Potrzebujemy ministra spraw zagranicznych, który ma wszystkie potrzebne numery telefonów i może błyskawicznie odwrócić sytuację na arenie międzynarodowej. Trzeba dzwonić i załatwiać, a Radosław Sikorski to instytucja i duża postać - powiedział senator KO Grzegorz Schetyna.

Schetyna o Sikorskim

Schetyna został zapytany w TVN24 o skład rządu koalicji KO-Trzecia Droga-Lewica, m.in. o informacje, wedle których ministrem spraw zagranicznych w tym rządzie miałby zostać Radosław Sikorski, szef MSZ w latach 2007-2014, w rządach PO-PSL.

"Gdy usłyszałem tę informację o Radosławie Sikorskim, gdy ona się upubliczniła, to dostawałem informacje z MSZ, czy od byłych ambasadorów, i wszyscy, czy zdecydowana, zdecydowana większość, mówili, że dobrze, że to jest ktoś od was, bo tu nie ma czasu, trzeba po prostu dzwonić i załatwiać sprawy" - powiedział Schetyna.

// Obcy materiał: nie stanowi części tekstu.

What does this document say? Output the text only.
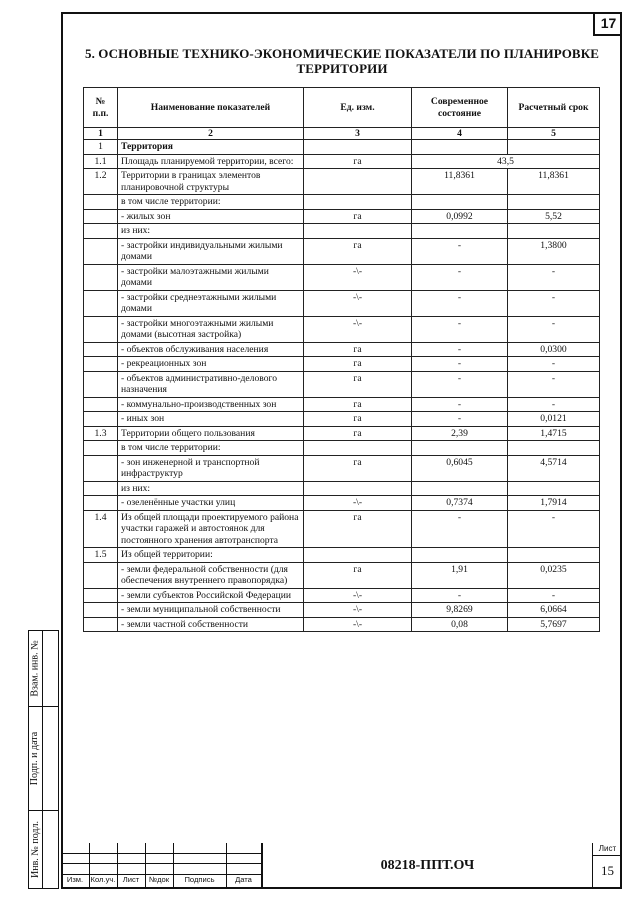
17
5. ОСНОВНЫЕ ТЕХНИКО-ЭКОНОМИЧЕСКИЕ ПОКАЗАТЕЛИ ПО ПЛАНИРОВКЕ
ТЕРРИТОРИИ
№ п.п.	Наименование показателей	Ед. изм.	Современное состояние	Расчетный срок
1	2	3	4	5
1	Территория			
1.1	Площадь планируемой территории, всего:	га	43,5	
1.2	Территории в границах элементов планировочной структуры		11,8361	11,8361
	в том числе территории:			
	- жилых зон	га	0,0992	5,52
	из них:			
	- застройки индивидуальными жилыми домами	га	-	1,3800
	- застройки малоэтажными жилыми домами	-\-	-	-
	- застройки среднеэтажными жилыми домами	-\-	-	-
	- застройки многоэтажными жилыми домами (высотная застройка)	-\-	-	-
	- объектов обслуживания населения	га	-	0,0300
	- рекреационных зон	га	-	-
	- объектов административно-делового назначения	га	-	-
	- коммунально-производственных зон	га	-	-
	- иных зон	га	-	0,0121
1.3	Территории общего пользования	га	2,39	1,4715
	в том числе территории:			
	- зон инженерной и транспортной инфраструктур	га	0,6045	4,5714
	из них:			
	- озеленённые участки улиц	-\-	0,7374	1,7914
1.4	Из общей площади проектируемого района участки гаражей и автостоянок для постоянного хранения автотранспорта	га	-	-
1.5	Из общей территории:			
	- земли федеральной собственности (для обеспечения внутреннего правопорядка)	га	1,91	0,0235
	- земли субъектов Российской Федерации	-\-	-	-
	- земли муниципальной собственности	-\-	9,8269	6,0664
	- земли частной собственности	-\-	0,08	5,7697
Взам. инв. №
Подп. и дата
Инв. № подл.
Изм. Кол.уч. Лист	№док	Подпись	Дата
08218-ППТ.ОЧ
Лист
15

Komu stanowisko szefa MSZ?

Dopytywany czy sformułowanie "ktoś od was" odnosi się do wcześniejszych doniesień, że stanowisko szefa MSZ miałoby przypaść komuś z Trzeciej Drogi, Schetyna potwierdził. Wskazał, że chodzi o "kogoś z doświadczeniem, kto ma te wszystkie numery telefonów i po prostu może błyskawicznie odwrócić sytuację na arenie międzynarodowej".

"Potrzebujemy dzisiaj takiego pewnego miejsca w Brukseli, w Waszyngtonie, w najważniejszych stolicach. A Sikorski to daje, on jest jednak instytucją i historią" - ocenił senator KO

Dlaczego Sikorski?

Według Schetyny, Sikorski "jest w dobrej formie". Pytany, dlaczego w ostatnim czasie Sikorski nie pojawia się publicznie, stwierdził: "jeżeli ktoś się nie pojawia w ostatnim czasie, to wiadomo, że to oznacza, że się przygotowuje do rzeczywiście ważnych spraw". "To jest duża postać. Dla nas jest bardzo ważne, żeby ten rząd błyskawicznie wszedł do miejsc, gdzie są podejmowane decyzje i usiadł przy stole" - dodał polityk KO.